Caminhada
"Caminhar é bom", disse o médico
"É preciso exercitar".
Ah, doutor, o senhor não sabe
Quanto ando em meu estudar.
Vejo Cabral chegando ao Brasil
e José de Anchieta
adorando a hóstia sagrada
Na terra de Vera Cruz onde o índio era piada.
E Gregório, que nos Matos
não se esconde e jamais
Guerra faz peca insulta lisonjeia
e depois a Deus pede... paz.
Enquanto isso, Vieira defende
os jesuítas e a grande pátria lusitana
Ah, sábio padre!
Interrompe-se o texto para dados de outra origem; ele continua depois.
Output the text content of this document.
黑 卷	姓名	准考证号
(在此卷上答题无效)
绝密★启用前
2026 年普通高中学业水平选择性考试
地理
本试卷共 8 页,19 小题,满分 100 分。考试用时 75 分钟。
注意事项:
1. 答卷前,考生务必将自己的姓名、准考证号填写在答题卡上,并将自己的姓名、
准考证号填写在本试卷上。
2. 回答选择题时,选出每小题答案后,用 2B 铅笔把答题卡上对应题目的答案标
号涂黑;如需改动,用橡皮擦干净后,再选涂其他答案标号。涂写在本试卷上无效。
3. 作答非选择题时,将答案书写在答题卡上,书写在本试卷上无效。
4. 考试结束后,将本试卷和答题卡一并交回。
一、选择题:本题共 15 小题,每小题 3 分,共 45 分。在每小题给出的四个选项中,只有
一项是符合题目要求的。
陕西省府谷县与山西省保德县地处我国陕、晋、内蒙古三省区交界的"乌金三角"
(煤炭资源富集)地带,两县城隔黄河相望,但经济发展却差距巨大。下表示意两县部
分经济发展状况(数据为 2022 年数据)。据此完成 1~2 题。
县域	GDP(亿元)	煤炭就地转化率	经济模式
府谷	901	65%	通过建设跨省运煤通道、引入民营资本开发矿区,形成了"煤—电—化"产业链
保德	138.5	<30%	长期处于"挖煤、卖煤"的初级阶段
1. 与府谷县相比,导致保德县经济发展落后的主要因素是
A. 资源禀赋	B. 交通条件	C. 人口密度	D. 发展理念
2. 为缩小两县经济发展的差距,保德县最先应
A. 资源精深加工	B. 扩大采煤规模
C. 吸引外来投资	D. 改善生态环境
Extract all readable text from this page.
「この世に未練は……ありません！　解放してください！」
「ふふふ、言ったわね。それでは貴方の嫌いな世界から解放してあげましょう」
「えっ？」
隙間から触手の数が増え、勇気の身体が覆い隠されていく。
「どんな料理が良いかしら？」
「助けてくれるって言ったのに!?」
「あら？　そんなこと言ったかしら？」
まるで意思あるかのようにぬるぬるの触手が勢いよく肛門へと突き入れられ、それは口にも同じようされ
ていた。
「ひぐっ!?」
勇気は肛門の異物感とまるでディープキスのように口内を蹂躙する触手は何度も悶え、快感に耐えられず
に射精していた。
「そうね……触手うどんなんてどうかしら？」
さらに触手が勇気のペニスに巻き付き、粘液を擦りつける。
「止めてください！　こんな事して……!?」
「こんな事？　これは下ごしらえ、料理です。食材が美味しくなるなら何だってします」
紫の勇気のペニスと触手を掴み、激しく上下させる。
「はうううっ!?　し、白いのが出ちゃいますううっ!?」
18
Por que pedes proteção
A estes hijos de putana?
Caminho pelas ruas de Ouro Preto
Vila Rica dos inconfidentes
Vejo Cláudio Manuel denunciar
Também Gonzaga e morrer Tiradentes.
Gonçalves Dias tece os "Primeiros Cantos"
Enquanto Macedo exalta "A Moreninha"
Alencar com seus Ubirajara e Iracema
E Machado criando suas Capitu e Helena.
Pombinha voa a Leonie, entregando-lhe a alma
Perdida, sombria pela ingratidão
dos homens que escarram nas bocas amorosas
ou daqueles que sonharam nossa pátria grandiosa.
Ouço também o silêncio das tardes musicais
com seus odores misteriosos, que vagam
pelos vasos gregos de um homem chim
ou até mesmo a via láctea se tornar brim.
Quantas vaias vêm até Lobos que Vilas não construiu
mas se tornou nosso grande musicista!
Eis que os sapos em sua grita pedem parem
não critiquem nossa veia de artista!
O Nordeste dilacerado pela seca e pela fome
Ai Raquel Graciliano! Quantos homens não comem
nesse Brasil de ilusão! Não se pode mais
fechar os olhos ou ter paz
Assolam o mundo Hitler Mussolini
enquanto Vargas nos solapa
Mundo, mundo vasto mundo
Mais vasto é o meu coração!
Nada grandioso pequenezas sutilezas do dia a dia
eis que vejo bandeiras tremulando
doce Cecília cantando e Vinícius a(r)mando
a vida que se perdia.
Vejo economia verbal
poema muro de concreto
processo lento marginal
contemporâneo
Vejo a liberdade fluindo nas veias
e as barreiras devagarmente
se derrubando
não há mais fronteiras
mundo conectado entre si
poesia biocantaconexora
doce metalinguagem
teoriadarecepção
Caminho pelos séculos
e me encontro num senão.
E ainda ando pouco?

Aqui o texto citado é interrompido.